In the case of Raithatha –v- Williamson  EWHC 909 these duties were tested when a trustee demanded the bankrupt exercise his rights to receive the benefits of his personal pension and the judge determined the pension benefits did fall within the definition of income. Bad news for pension holders who could, by way of this decision, be forced to “Retire early” when it came to their pension benefits.
However, on 7 October 2016 the Court of Appeal overturned the Williamson case. In the matter of Horton –v- Henry the judges decided uncrystallised pension rights did not constitute “Income” and neither the court nor the trustee had power to decide how a bankrupt should exercise elections open to them in relation to their pensions.
This decision does appear to be contrary to the general powers and even promotes debt avoidance by pouring money into personal pensions. However, a trustee can challenge excessive pension contributions and, as I proved a few years ago, demonstrate the pension was merely a tool to defraud creditors. In that sort of scenario a trustee can obtain some (or all) of the pension benefits.

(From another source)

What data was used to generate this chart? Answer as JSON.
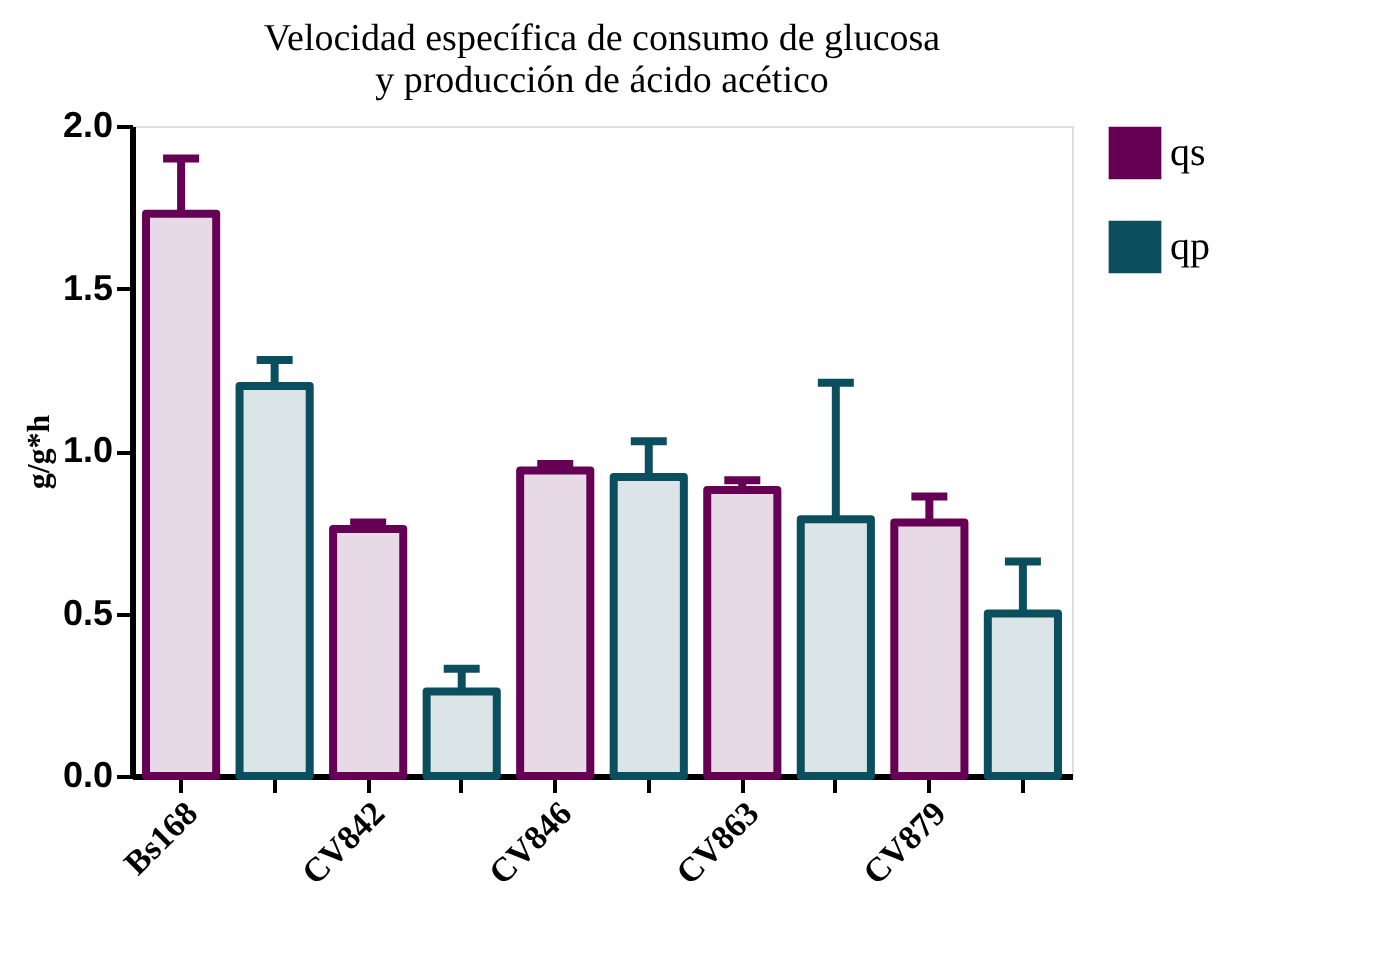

Assuming the Horton case will not be appealed to the Supreme Court the message appears clear. If you are over 50 years of age then unless you really need the pension benefits resist exercising your rights to receive them until you are discharged from bankruptcy. Alternatively, if in doubt you should consult an insolvency practitioner or a pension advisor as a lack of patience (in terms of when to exercise your rights) could prove costly for your future.